Are negative studies bad? – “Not at all” says Jeremy Bewley, newly elected Council member
by Jeremy Bewley, Consultant in Anaesthesia and Intensive Care
I’ve been a member of the ICS for over 20 years and was on the trainee committee at the turn of the century. I have fond memories of the meetings that we ran at the Belfry, Troon, Durham and Cheltenham. It was an exciting time for the specialty with the development of the UK intensive care training programme.
I became a Consultant in 2001. Roles have included: educational supervisor, ICM Board tutor, Training Programme Director, Regional Advisor and FICM examiner – but not at the same time!
the thing that has made me tick over the last 9 years is my ICM research team
However, the thing that has made me tick over the last 9 years is my ICM research team. It arose out of the Prowess shock trial and, while for many this Lilly sponsored trial is perceived as another failure, for me it was the start of a journey. I managed to persuade our finance manager to gamble on recruiting research nurses. They have become self-financing and have enrolled patients into over 35 trials.
The studies include small ‘home grown’ trials, commercial ones and large multicentre NIHR portfolio studies. It is the latter that have given me the most satisfaction. They have changed my practice and hopefully that of others. We were top recruiters in the UK nutrition trial – CALORIES and have just finished enrolling in the largest septic shock trial ever undertaken, ADRENAL (3800 patients), with results due in the next 12 months.

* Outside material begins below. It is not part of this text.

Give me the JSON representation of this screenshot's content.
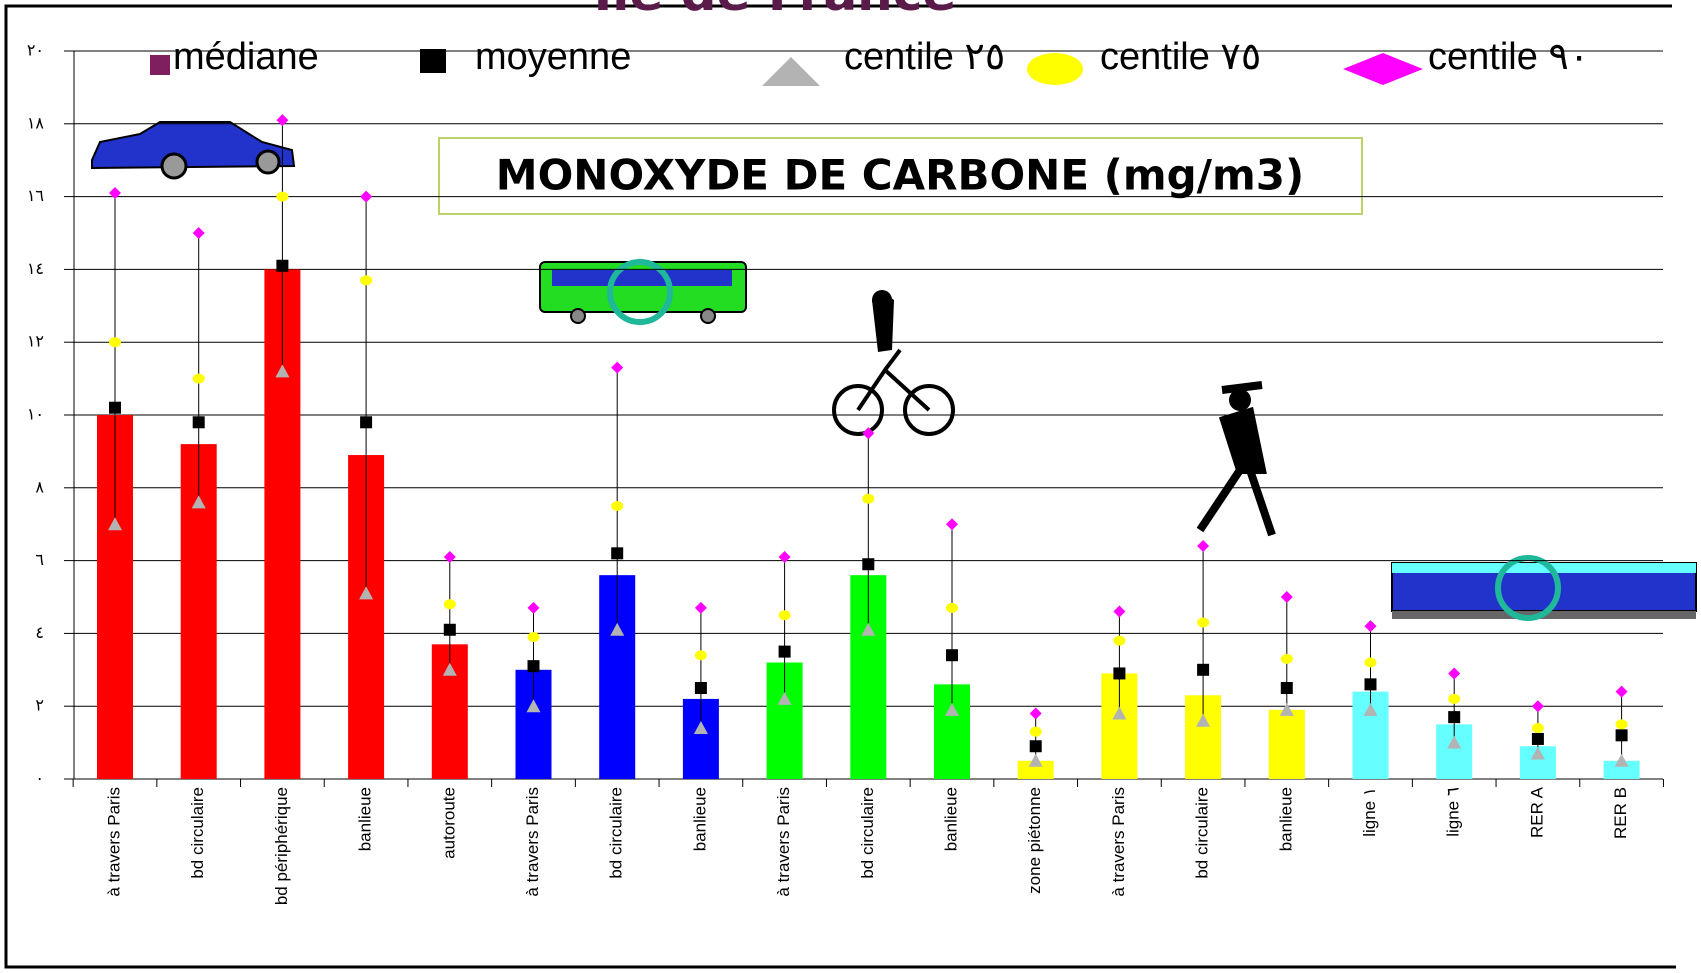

Now some may look back at ICM research and comment on the large number of so-called negative trials that we have participated in. This frustrates me, as without these studies, we would still be using activated protein C, oscillators and liberally prescribing salbutamol. Instead we can use vasopressin safely and can commence early TPN knowing that mortality will not increase. These studies have changed practice as they have pointed us in new directions such as: appropriate early use of beta-blockers, alternative approaches to ventilation, early goal directed therapy in sepsis, nutrition and tracheostomy timing.
So what do I want to achieve within the ICS regarding research?
let’s come up with a replacement for negative when we talk about trial results?
First let’s come up with a replacement for negative when we talk about trial results? Any suggestions? Secondly, think about ICM research as if we are entering a maze. We can make an educated guess as to which path to take but we will walk down a few dead ends, some longer than others, and yet each time we are nearing the middle!
So I want to encourage all ICUs to enter that maze and get involved in critical care research. It need not be just for academic units. All ICUs should gamble and employ research nurses to work towards recruiting most of their patients into research studies. Only by doing so will we continue to improve patient care.